Nous intervenons en proximité, maître-mot des cahiers de doléance alimentés par le Grand Débat national en 2019 auxquels vous souhaitez donner suite. Derrière chaque emploi de l’ESS, vous trouverez mille et un liens sociaux qui unissent. Cette étoffe est fragile et votre budget prend le risque de la déchirer de 5 manières :
La baisse des crédits publics dans le domaine de l’aide internationale, de l’emploi, du travail, mais aussi des solidarités, du sport ou de la culture auront un impact considérable sur nos activités. Les transferts de 1,1 milliard de dépenses de santé de l’assurance maladie vers les acteurs mutualistes qui protègent la santé des Français affecteront aussi le pouvoir d’achat de nos concitoyens. À cela s’ajoute, la baisse des concours aux collectivité locales qui sera immanquablement répercutée sur les acteurs de l’ESS qui, d’un côté, ont recours aux subventions ou aux marchés publics et, de l’autre côté, par le mécénat et la philanthropie sont sollicités encore davantage quand les financements publics se réduisent comme peau de chagrin. La réduction de 25% de la ligne ESS du BOP 305 qui finance l’écosystème local permettant l’éclosion ou le passage à l’échelle des entreprises de l’ESS va instantanément diminuer la voilure de l’innovation sociale dans les territoires. En ce sens, la menace répétée d’une instabilité fiscale sur les incitations au don ou au mécénat porte le risque d’assécher la générosité des Français (particuliers comme entreprises de toutes tailles) qui financent la solidarité.
Ce sont cinq lames qui vont avoir un coût social immédiat sous la forme de milliers de suppression d’emplois à forte valeur ajoutée sociale, mais aussi un coût social différé à travers la croissance des désordres économiques, écologiques, démocratiques et sociaux que vont produire la disparition de nos crèches, EHPAD associatifs, fondatifs et mutualistes, nos ressourceries ou épiceries solidaires, nos AMAP ou clubs de sport amateur, nos radios associatives ou établissements culturels, nos colonies de vacances ou banques alimentaires.

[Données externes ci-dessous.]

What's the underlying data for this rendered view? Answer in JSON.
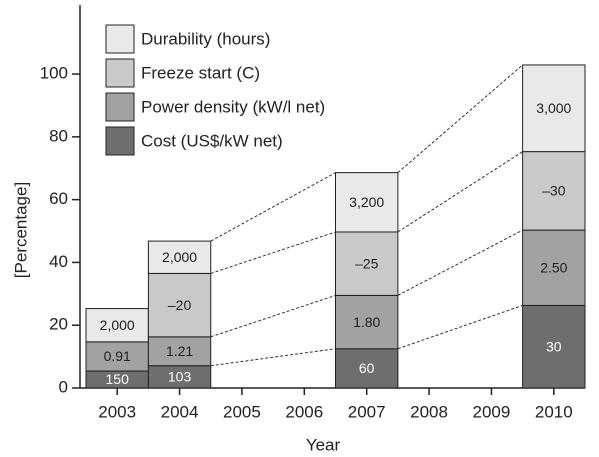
{
  "chart_data": {
    "type": "stacked_bar",
    "x_label": "Year",
    "y_label": "[Percentage]",
    "categories": [
      "2003",
      "2004",
      "2005",
      "2006",
      "2007",
      "2008",
      "2009",
      "2010"
    ],
    "series": [
      {
        "name": "Cost (US$/kW net)",
        "color": "#6e6e6e",
        "values": [
          5.4,
          7.1,
          null,
          null,
          12.5,
          null,
          null,
          26.3
        ],
        "value_labels": [
          "150",
          "103",
          null,
          null,
          "60",
          null,
          null,
          "30"
        ]
      },
      {
        "name": "Power density (kW/l net)",
        "color": "#a2a2a2",
        "values": [
          9.3,
          9.2,
          null,
          null,
          17.0,
          null,
          null,
          24.0
        ],
        "value_labels": [
          "0.91",
          "1.21",
          null,
          null,
          "1.80",
          null,
          null,
          "2.50"
        ]
      },
      {
        "name": "Freeze start (C)",
        "color": "#c9c9c9",
        "values": [
          null,
          20.2,
          null,
          null,
          20.2,
          null,
          null,
          25.0
        ],
        "value_labels": [
          null,
          "–20",
          null,
          null,
          "–25",
          null,
          null,
          "–30"
        ]
      },
      {
        "name": "Durability (hours)",
        "color": "#e9e9e9",
        "values": [
          10.6,
          10.3,
          null,
          null,
          18.9,
          null,
          null,
          27.6
        ],
        "value_labels": [
          "2,000",
          "2,000",
          null,
          null,
          "3,200",
          null,
          null,
          "3,000"
        ]
      }
    ],
    "ylim": [
      0,
      122
    ],
    "yticks": [
      0,
      20,
      40,
      60,
      80,
      100
    ],
    "legend": "top-left"
  }
}
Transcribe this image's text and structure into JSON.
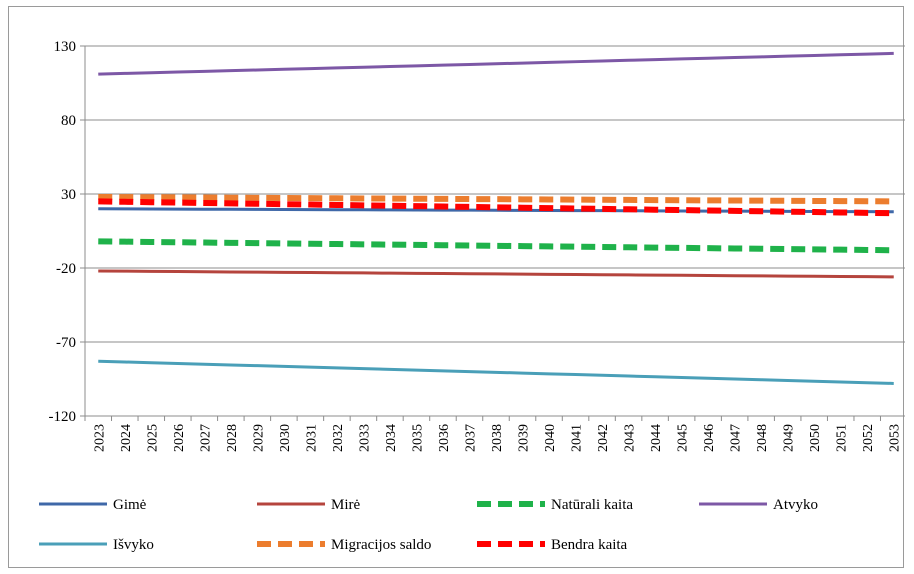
{
  "chart_data": {
    "type": "line",
    "title": "",
    "xlabel": "",
    "ylabel": "",
    "ylim": [
      -120,
      130
    ],
    "yticks": [
      130,
      80,
      30,
      -20,
      -70,
      -120
    ],
    "grid": true,
    "legend_placement": "bottom",
    "x": [
      2023,
      2024,
      2025,
      2026,
      2027,
      2028,
      2029,
      2030,
      2031,
      2032,
      2033,
      2034,
      2035,
      2036,
      2037,
      2038,
      2039,
      2040,
      2041,
      2042,
      2043,
      2044,
      2045,
      2046,
      2047,
      2048,
      2049,
      2050,
      2051,
      2052,
      2053
    ],
    "series": [
      {
        "name": "Gimė",
        "color": "#3f68a8",
        "dash": "solid",
        "start": 20,
        "end": 18
      },
      {
        "name": "Mirė",
        "color": "#b5443d",
        "dash": "solid",
        "start": -22,
        "end": -26
      },
      {
        "name": "Natūrali kaita",
        "color": "#1fb24a",
        "dash": "dashed",
        "start": -2,
        "end": -8
      },
      {
        "name": "Atvyko",
        "color": "#7d58a6",
        "dash": "solid",
        "start": 111,
        "end": 125
      },
      {
        "name": "Išvyko",
        "color": "#4a9fb8",
        "dash": "solid",
        "start": -83,
        "end": -98
      },
      {
        "name": "Migracijos saldo",
        "color": "#ec7d2e",
        "dash": "dashed",
        "start": 28,
        "end": 25
      },
      {
        "name": "Bendra kaita",
        "color": "#ff0000",
        "dash": "dashed",
        "start": 25,
        "end": 17
      }
    ]
  }
}
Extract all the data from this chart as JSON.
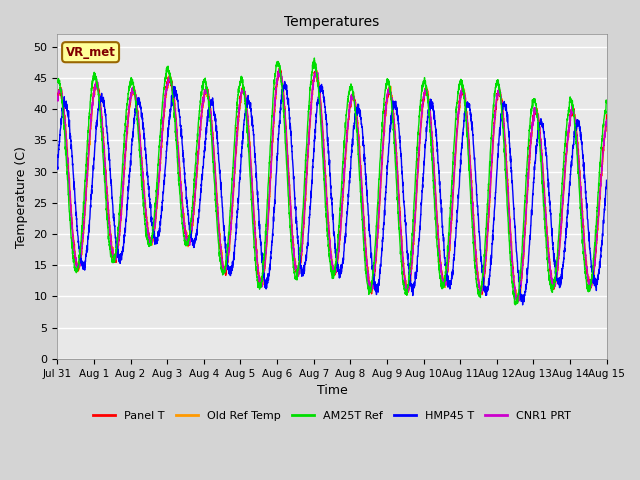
{
  "title": "Temperatures",
  "xlabel": "Time",
  "ylabel": "Temperature (C)",
  "ylim": [
    0,
    52
  ],
  "yticks": [
    0,
    5,
    10,
    15,
    20,
    25,
    30,
    35,
    40,
    45,
    50
  ],
  "fig_bg_color": "#d4d4d4",
  "plot_bg_color": "#e8e8e8",
  "annotation_text": "VR_met",
  "annotation_box_color": "#ffff99",
  "annotation_text_color": "#800000",
  "series_colors": {
    "Panel T": "#ff0000",
    "Old Ref Temp": "#ff9900",
    "AM25T Ref": "#00dd00",
    "HMP45 T": "#0000ff",
    "CNR1 PRT": "#cc00cc"
  },
  "line_width": 1.0,
  "num_points": 3600,
  "tick_labels": [
    "Jul 31",
    "Aug 1",
    "Aug 2",
    "Aug 3",
    "Aug 4",
    "Aug 5",
    "Aug 6",
    "Aug 7",
    "Aug 8",
    "Aug 9",
    "Aug 10",
    "Aug 11",
    "Aug 12",
    "Aug 13",
    "Aug 14",
    "Aug 15"
  ],
  "day_peaks": [
    43,
    44,
    43,
    45,
    43,
    43,
    46,
    46,
    42,
    43,
    43,
    43,
    43,
    40,
    39
  ],
  "day_mins": [
    13,
    16,
    16,
    21,
    17,
    12,
    12,
    15,
    13,
    10,
    12,
    12,
    10,
    9,
    14
  ],
  "hmp45_lag_hours": 2.5
}
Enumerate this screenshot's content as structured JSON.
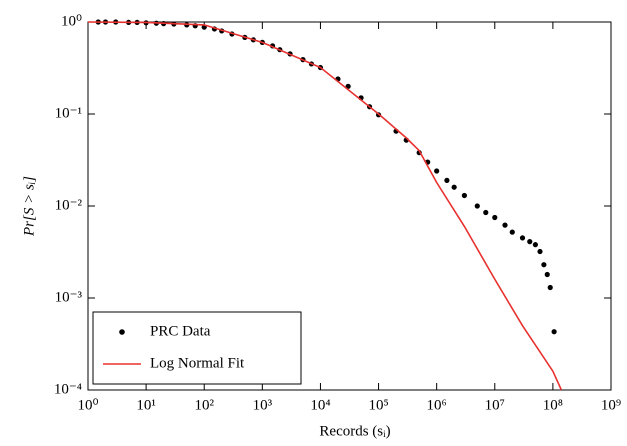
{
  "chart_data": {
    "type": "scatter",
    "y_label": "Pr[S > sᵢ]",
    "x_label": "Records (sᵢ)",
    "x_log": true,
    "y_log": true,
    "xlim": [
      1,
      1000000000
    ],
    "ylim": [
      0.0001,
      1
    ],
    "xticks": [
      {
        "value": 1,
        "label": "10⁰"
      },
      {
        "value": 10,
        "label": "10¹"
      },
      {
        "value": 100,
        "label": "10²"
      },
      {
        "value": 1000,
        "label": "10³"
      },
      {
        "value": 10000,
        "label": "10⁴"
      },
      {
        "value": 100000,
        "label": "10⁵"
      },
      {
        "value": 1000000,
        "label": "10⁶"
      },
      {
        "value": 10000000,
        "label": "10⁷"
      },
      {
        "value": 100000000,
        "label": "10⁸"
      },
      {
        "value": 1000000000,
        "label": "10⁹"
      }
    ],
    "yticks": [
      {
        "value": 0.0001,
        "label": "10⁻⁴"
      },
      {
        "value": 0.001,
        "label": "10⁻³"
      },
      {
        "value": 0.01,
        "label": "10⁻²"
      },
      {
        "value": 0.1,
        "label": "10⁻¹"
      },
      {
        "value": 1,
        "label": "10⁰"
      }
    ],
    "legend": "lower left",
    "series": [
      {
        "name": "PRC Data",
        "type": "scatter",
        "color": "#000000",
        "x": [
          1.5,
          2,
          3,
          5,
          7,
          10,
          15,
          20,
          30,
          50,
          70,
          100,
          150,
          200,
          300,
          500,
          700,
          1000,
          1500,
          2000,
          3000,
          5000,
          7000,
          10000,
          20000,
          30000,
          50000,
          70000,
          100000,
          200000,
          300000,
          500000,
          700000,
          1000000,
          1500000,
          2000000,
          3000000,
          5000000,
          7000000,
          10000000,
          15000000,
          20000000,
          30000000,
          40000000,
          50000000,
          60000000,
          70000000,
          80000000,
          90000000,
          105000000
        ],
        "values": [
          1,
          1,
          1,
          0.99,
          0.99,
          0.98,
          0.97,
          0.96,
          0.95,
          0.93,
          0.91,
          0.88,
          0.84,
          0.8,
          0.74,
          0.68,
          0.64,
          0.6,
          0.55,
          0.5,
          0.45,
          0.39,
          0.35,
          0.32,
          0.24,
          0.2,
          0.15,
          0.12,
          0.098,
          0.065,
          0.052,
          0.038,
          0.03,
          0.024,
          0.019,
          0.016,
          0.013,
          0.01,
          0.0085,
          0.0075,
          0.0062,
          0.0052,
          0.0045,
          0.0041,
          0.0038,
          0.0032,
          0.0023,
          0.0018,
          0.0013,
          0.00043
        ]
      },
      {
        "name": "Log Normal Fit",
        "type": "line",
        "color": "#e8312f",
        "x": [
          1,
          10,
          100,
          1000,
          10000,
          100000,
          300000,
          500000,
          1000000,
          3000000,
          10000000,
          30000000,
          100000000,
          140000000
        ],
        "values": [
          1,
          0.99,
          0.93,
          0.6,
          0.32,
          0.1,
          0.055,
          0.04,
          0.018,
          0.006,
          0.0016,
          0.0005,
          0.00016,
          0.0001
        ]
      }
    ]
  }
}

Vous avez compris l’importance de l’ESS en lui consacrant un portefeuille complet dans votre gouvernement. Nous avons salué votre décision. Aussi, nous vous demandons de soutenir la contribution sans équivalent de l’ESS à l’intérêt général en prenant en compte les amendements soutenus sur tous les bancs du Parlement qui restaurent les ressources affectées aux actions des acteurs de l’ESS.
Nous sommes à votre disposition, monsieur le Premier ministre, pour examiner avec vous les moyens de prendre soin de cette économie qui performe et fait du bien à la fois et prêts à travailler avec vous à la mouture finale du texte que vous proposerez à la nation.
Veuillez agréer, Monsieur le Premier ministre, l’expression de notre haute considération.